The building also contains the Shakespeare Memorial Room, home to a collection of 43,000 books, including copies of the Bard’s First, Second, Third and Fourth Folio editions.
The largely transparent and light-filled library’s façade is laced with delicate metal filigree, composed of interlocking circles that reference Birmingham’s industrial and artisanal past. Floor-to-ceiling windows on public floors allow daylight to pass through these and cast patterned shadows on the porcelain tiled floors.
The Book Rotunda at the heart of the library is ringed by four levels of cantilevered circular balconies spread over three floors each providing access to a different part of the book shelves in the rotunda. Escalators zigzag across the space, providing stunning views throughout the Library. Daylight comes from the rooftop three floors above through a dramatic space that passes through the two “golden box” archive storage floors.
Specialist archive storage occupies a distinct golden box over two levels of the building and contain the city’s internationally-important archives. A series of interlocking rotundas draw visitors into the library and provide ventilation and natural light throughout. These circular voids provide enticing sight lines drawing visitors up through the building to the top.

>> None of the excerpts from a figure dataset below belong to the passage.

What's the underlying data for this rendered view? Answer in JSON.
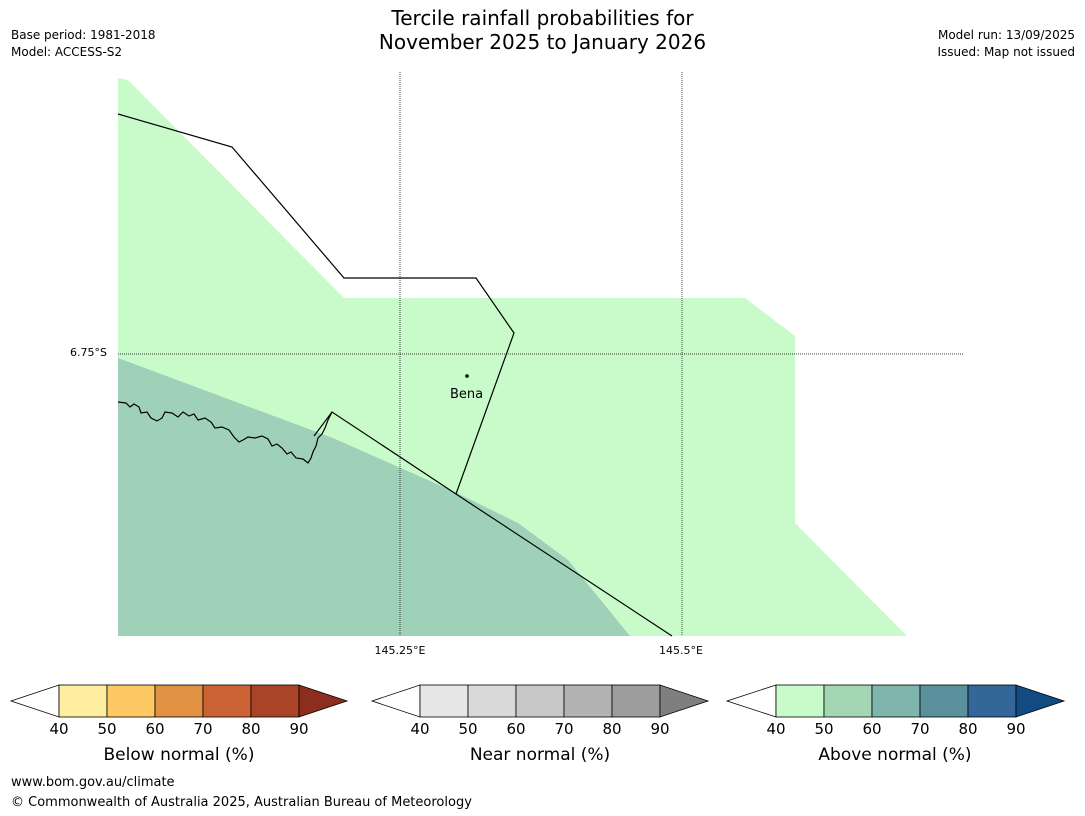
{
  "header": {
    "base_period": "Base period: 1981-2018",
    "model": "Model: ACCESS-S2",
    "model_run": "Model run: 13/09/2025",
    "issued": "Issued: Map not issued",
    "title_line1": "Tercile rainfall probabilities for",
    "title_line2": "November 2025 to January 2026"
  },
  "map": {
    "latitude_label": "6.75°S",
    "longitude_labels": [
      "145.25°E",
      "145.5°E"
    ],
    "place": "Bena",
    "colors": {
      "above_40_50": "#c9fbca",
      "above_50_60": "#9fd1b9",
      "boundary": "#000000"
    }
  },
  "colorbars": [
    {
      "id": "below",
      "title": "Below normal (%)",
      "ticks": [
        "40",
        "50",
        "60",
        "70",
        "80",
        "90"
      ],
      "colors": [
        "#ffeda0",
        "#fec962",
        "#e09142",
        "#cb6334",
        "#aa4429",
        "#8c2d1e"
      ]
    },
    {
      "id": "near",
      "title": "Near normal (%)",
      "ticks": [
        "40",
        "50",
        "60",
        "70",
        "80",
        "90"
      ],
      "colors": [
        "#e6e6e6",
        "#d9d9d9",
        "#c8c8c8",
        "#b3b3b3",
        "#9d9d9d",
        "#7f7f7f"
      ]
    },
    {
      "id": "above",
      "title": "Above normal (%)",
      "ticks": [
        "40",
        "50",
        "60",
        "70",
        "80",
        "90"
      ],
      "colors": [
        "#c9fbca",
        "#a4d6b4",
        "#80b5ad",
        "#5a8f9c",
        "#336699",
        "#124a82"
      ]
    }
  ],
  "footer": {
    "website": "www.bom.gov.au/climate",
    "copyright": "© Commonwealth of Australia 2025, Australian Bureau of Meteorology"
  }
}
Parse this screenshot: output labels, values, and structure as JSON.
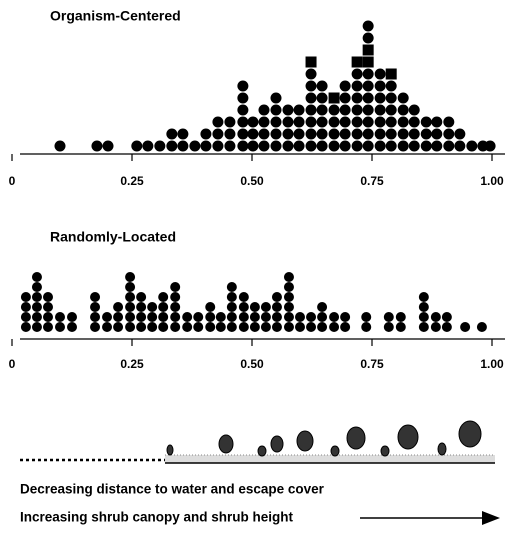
{
  "chart_data": [
    {
      "type": "dot",
      "title": "Organism-Centered",
      "xlim": [
        0,
        1
      ],
      "xticks": [
        0,
        0.25,
        {
          "value": 0.5,
          "label": "0.50"
        },
        0.75,
        {
          "value": 1,
          "label": "1.00"
        }
      ],
      "series": [
        {
          "marker": "circle",
          "color": "#000000",
          "x": [
            0.1,
            0.177,
            0.2,
            0.26,
            0.283,
            0.308,
            0.333,
            0.356,
            0.381,
            0.404,
            0.429,
            0.454,
            0.481,
            0.502,
            0.525,
            0.55,
            0.575,
            0.598,
            0.623,
            0.646,
            0.671,
            0.694,
            0.719,
            0.742,
            0.767,
            0.79,
            0.815,
            0.838,
            0.863,
            0.885,
            0.91,
            0.933,
            0.958,
            0.981,
            0.996
          ],
          "values": [
            1,
            1,
            1,
            1,
            1,
            1,
            2,
            2,
            1,
            2,
            3,
            3,
            6,
            3,
            4,
            5,
            4,
            4,
            7,
            6,
            4,
            6,
            7,
            7,
            7,
            6,
            5,
            4,
            3,
            3,
            3,
            2,
            1,
            1,
            1
          ]
        },
        {
          "marker": "square",
          "color": "#000000",
          "x": [
            0.623,
            0.671,
            0.719,
            0.742,
            0.79
          ],
          "values": [
            1,
            1,
            1,
            2,
            1
          ]
        },
        {
          "marker": "circle",
          "color": "#000000",
          "x": [
            0.742
          ],
          "values": [
            2
          ]
        }
      ]
    },
    {
      "type": "dot",
      "title": "Randomly-Located",
      "xlim": [
        0,
        1
      ],
      "xticks": [
        0,
        0.25,
        {
          "value": 0.5,
          "label": "0.50"
        },
        0.75,
        {
          "value": 1,
          "label": "1.00"
        }
      ],
      "series": [
        {
          "marker": "circle",
          "color": "#000000",
          "x": [
            0.029,
            0.052,
            0.075,
            0.1,
            0.125,
            0.173,
            0.198,
            0.221,
            0.246,
            0.269,
            0.292,
            0.315,
            0.34,
            0.365,
            0.388,
            0.413,
            0.435,
            0.458,
            0.483,
            0.506,
            0.529,
            0.552,
            0.577,
            0.6,
            0.623,
            0.646,
            0.671,
            0.694,
            0.738,
            0.785,
            0.81,
            0.858,
            0.883,
            0.906,
            0.944,
            0.979
          ],
          "values": [
            4,
            6,
            4,
            2,
            2,
            4,
            2,
            3,
            6,
            4,
            3,
            4,
            5,
            2,
            2,
            3,
            2,
            5,
            4,
            3,
            3,
            4,
            6,
            2,
            2,
            3,
            2,
            2,
            2,
            2,
            2,
            4,
            2,
            2,
            1,
            1
          ]
        }
      ]
    }
  ],
  "caption": {
    "line1": "Decreasing distance to water and escape cover",
    "line2": "Increasing shrub canopy and shrub height"
  }
}
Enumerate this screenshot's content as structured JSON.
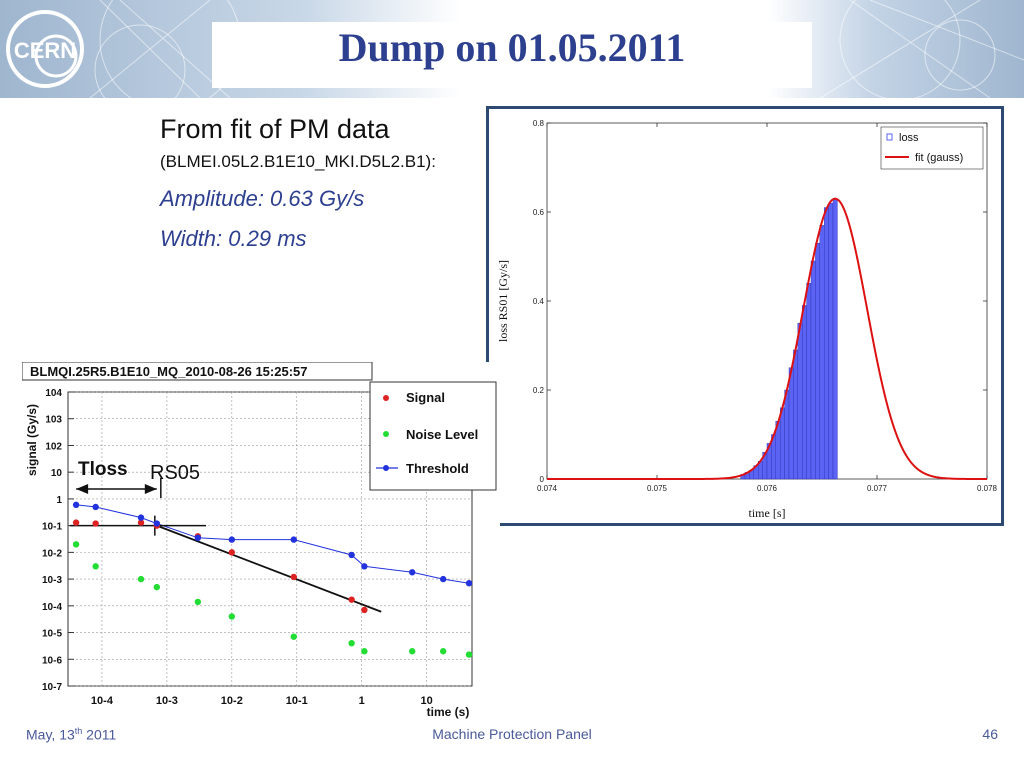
{
  "header": {
    "title": "Dump on 01.05.2011",
    "logo_text": "CERN"
  },
  "bullets": {
    "line1": "From fit of PM data",
    "line2": "(BLMEI.05L2.B1E10_MKI.D5L2.B1):",
    "line3": "Amplitude: 0.63 Gy/s",
    "line4": "Width: 0.29 ms"
  },
  "footer": {
    "date_prefix": "May, 13",
    "date_sup": "th",
    "date_suffix": " 2011",
    "center": "Machine Protection Panel",
    "page": "46"
  },
  "chart_data": [
    {
      "type": "bar",
      "title": "",
      "xlabel": "time [s]",
      "ylabel": "loss RS01 [Gy/s]",
      "xlim": [
        0.074,
        0.078
      ],
      "ylim": [
        0,
        0.8
      ],
      "x_ticks": [
        "0.074",
        "0.075",
        "0.076",
        "0.077",
        "0.078"
      ],
      "y_ticks": [
        "0",
        "0.2",
        "0.4",
        "0.6",
        "0.8"
      ],
      "legend_position": "top-right",
      "colors": {
        "loss": "#5b63f5",
        "fit": "#dd1111"
      },
      "series": [
        {
          "name": "loss",
          "kind": "histogram",
          "x": [
            0.07578,
            0.07582,
            0.07586,
            0.0759,
            0.07594,
            0.07598,
            0.07602,
            0.07606,
            0.0761,
            0.07614,
            0.07618,
            0.07622,
            0.07626,
            0.0763,
            0.07634,
            0.07638,
            0.07642,
            0.07646,
            0.0765,
            0.07654,
            0.07658,
            0.07662
          ],
          "values": [
            0.01,
            0.015,
            0.02,
            0.03,
            0.04,
            0.06,
            0.08,
            0.1,
            0.13,
            0.16,
            0.2,
            0.25,
            0.29,
            0.35,
            0.39,
            0.44,
            0.49,
            0.53,
            0.57,
            0.61,
            0.62,
            0.63
          ]
        },
        {
          "name": "fit (gauss)",
          "kind": "gaussian",
          "amplitude": 0.63,
          "mean": 0.07662,
          "sigma": 0.00029
        }
      ]
    },
    {
      "type": "scatter",
      "title": "BLMQI.25R5.B1E10_MQ_2010-08-26 15:25:57",
      "xlabel": "time (s)",
      "ylabel": "signal (Gy/s)",
      "x_scale": "log",
      "y_scale": "log",
      "xlim": [
        3e-05,
        50
      ],
      "ylim": [
        1e-07,
        10000
      ],
      "x_ticks": [
        "10-4",
        "10-3",
        "10-2",
        "10-1",
        "1",
        "10"
      ],
      "y_ticks": [
        "104",
        "103",
        "102",
        "10",
        "1",
        "10-1",
        "10-2",
        "10-3",
        "10-4",
        "10-5",
        "10-6",
        "10-7"
      ],
      "legend_position": "top-right",
      "annotations": [
        "Tloss",
        "RS05"
      ],
      "colors": {
        "Signal": "#dd2222",
        "Noise Level": "#22dd33",
        "Threshold": "#2233dd",
        "fit": "#111111"
      },
      "series": [
        {
          "name": "Signal",
          "x": [
            4e-05,
            8e-05,
            0.0004,
            0.0007,
            0.003,
            0.01,
            0.09,
            0.7,
            1.1
          ],
          "y": [
            0.13,
            0.12,
            0.13,
            0.1,
            0.04,
            0.01,
            0.0012,
            0.00017,
            7e-05
          ]
        },
        {
          "name": "Noise Level",
          "x": [
            4e-05,
            8e-05,
            0.0004,
            0.0007,
            0.003,
            0.01,
            0.09,
            0.7,
            1.1,
            6,
            18,
            45
          ],
          "y": [
            0.02,
            0.003,
            0.001,
            0.0005,
            0.00014,
            4e-05,
            7e-06,
            4e-06,
            2e-06,
            2e-06,
            2e-06,
            1.5e-06
          ]
        },
        {
          "name": "Threshold",
          "x": [
            4e-05,
            8e-05,
            0.0004,
            0.0007,
            0.003,
            0.01,
            0.09,
            0.7,
            1.1,
            6,
            18,
            45
          ],
          "y": [
            0.6,
            0.5,
            0.2,
            0.12,
            0.035,
            0.03,
            0.03,
            0.008,
            0.003,
            0.0018,
            0.001,
            0.0007
          ]
        }
      ]
    }
  ]
}
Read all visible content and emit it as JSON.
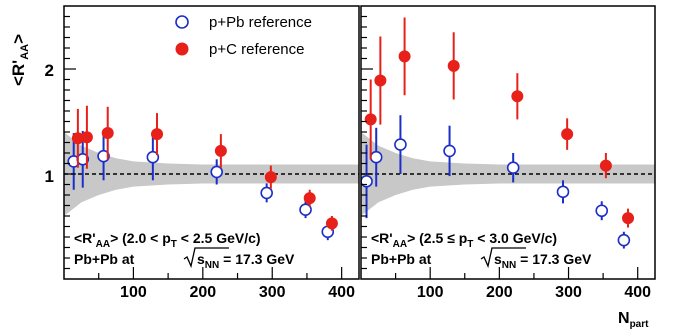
{
  "figure": {
    "y_axis_label_main": "<R'",
    "y_axis_label_sub": "AA",
    "y_axis_label_tail": ">",
    "x_axis_label_main": "N",
    "x_axis_label_sub": "part",
    "colors": {
      "pPb": "#1a2ec8",
      "pC": "#e8201a",
      "band": "#c8c8c8",
      "axis": "#000000"
    }
  },
  "chart_data": [
    {
      "type": "scatter",
      "panel": "left",
      "xlim": [
        0,
        425
      ],
      "ylim": [
        0,
        2.6
      ],
      "x_ticks": [
        100,
        200,
        300,
        400
      ],
      "y_ticks": [
        1,
        2
      ],
      "grid": false,
      "reference_line": 1,
      "legend_position": "top-right",
      "legend": [
        {
          "name": "p+Pb reference",
          "marker": "open-circle",
          "color": "#1a2ec8"
        },
        {
          "name": "p+C reference",
          "marker": "filled-circle",
          "color": "#e8201a"
        }
      ],
      "annotation_line1": {
        "main": "<R'",
        "sub1": "AA",
        "mid": ">  (2.0 < p",
        "sub2": "T",
        "tail": " < 2.5 GeV/c)"
      },
      "annotation_line2": {
        "main": "Pb+Pb at ",
        "sqrt_main": "s",
        "sqrt_sub": "NN",
        "tail": " = 17.3 GeV"
      },
      "series": [
        {
          "name": "p+Pb reference",
          "x": [
            14,
            27,
            57,
            128,
            220,
            292,
            348,
            380
          ],
          "y": [
            1.12,
            1.14,
            1.17,
            1.16,
            1.02,
            0.82,
            0.66,
            0.45
          ],
          "err_up": [
            0.27,
            0.27,
            0.23,
            0.22,
            0.12,
            0.09,
            0.08,
            0.08
          ],
          "err_down": [
            0.27,
            0.27,
            0.23,
            0.22,
            0.12,
            0.09,
            0.08,
            0.08
          ]
        },
        {
          "name": "p+C reference",
          "x": [
            20,
            33,
            63,
            134,
            226,
            298,
            354,
            386
          ],
          "y": [
            1.34,
            1.35,
            1.39,
            1.38,
            1.22,
            0.97,
            0.77,
            0.53
          ],
          "err_up": [
            0.28,
            0.3,
            0.25,
            0.2,
            0.16,
            0.11,
            0.08,
            0.07
          ],
          "err_down": [
            0.28,
            0.3,
            0.25,
            0.2,
            0.16,
            0.11,
            0.08,
            0.07
          ]
        }
      ],
      "band": {
        "x": [
          0,
          25,
          50,
          75,
          100,
          150,
          200,
          250,
          300,
          350,
          425
        ],
        "half_width": [
          0.4,
          0.27,
          0.2,
          0.15,
          0.12,
          0.1,
          0.09,
          0.09,
          0.09,
          0.09,
          0.09
        ]
      }
    },
    {
      "type": "scatter",
      "panel": "right",
      "xlim": [
        0,
        425
      ],
      "ylim": [
        0,
        2.6
      ],
      "x_ticks": [
        100,
        200,
        300,
        400
      ],
      "y_ticks": [
        1,
        2
      ],
      "grid": false,
      "reference_line": 1,
      "annotation_line1": {
        "main": "<R'",
        "sub1": "AA",
        "mid": ">  (2.5 ≤ p",
        "sub2": "T",
        "tail": " < 3.0 GeV/c)"
      },
      "annotation_line2": {
        "main": "Pb+Pb at ",
        "sqrt_main": "s",
        "sqrt_sub": "NN",
        "tail": " = 17.3 GeV"
      },
      "series": [
        {
          "name": "p+Pb reference",
          "x": [
            8,
            22,
            57,
            128,
            220,
            292,
            348,
            380
          ],
          "y": [
            0.93,
            1.16,
            1.28,
            1.22,
            1.06,
            0.83,
            0.65,
            0.37
          ],
          "err_up": [
            0.35,
            0.28,
            0.28,
            0.24,
            0.14,
            0.11,
            0.09,
            0.08
          ],
          "err_down": [
            0.35,
            0.28,
            0.28,
            0.24,
            0.14,
            0.11,
            0.09,
            0.08
          ]
        },
        {
          "name": "p+C reference",
          "x": [
            14,
            28,
            63,
            134,
            226,
            298,
            354,
            386
          ],
          "y": [
            1.52,
            1.89,
            2.12,
            2.03,
            1.74,
            1.38,
            1.08,
            0.58
          ],
          "err_up": [
            0.38,
            0.42,
            0.37,
            0.32,
            0.22,
            0.15,
            0.12,
            0.09
          ],
          "err_down": [
            0.38,
            0.42,
            0.37,
            0.32,
            0.22,
            0.15,
            0.12,
            0.09
          ]
        }
      ],
      "band": {
        "x": [
          0,
          25,
          50,
          75,
          100,
          150,
          200,
          250,
          300,
          350,
          425
        ],
        "half_width": [
          0.4,
          0.27,
          0.2,
          0.15,
          0.12,
          0.1,
          0.09,
          0.09,
          0.09,
          0.09,
          0.09
        ]
      }
    }
  ]
}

Two public garden terraces, on the third and seventh floors, provide tranquil green space high above the busy streets in the heart of the city centre, a location for visitors to unwind, socialise, and learn. Planted with a variety of plants including fruit, vegetables and herbs, they will provide an opportunity for local people to learn about where food comes from and about healthy eating, and also aim to inspire people in the community to get involved with the library through gardening. The terraces, along with a “brown roof” covered in rubble from construction, will also bring environmental benefits through offsetting carbon emissions and attracting wildlife and local ecology.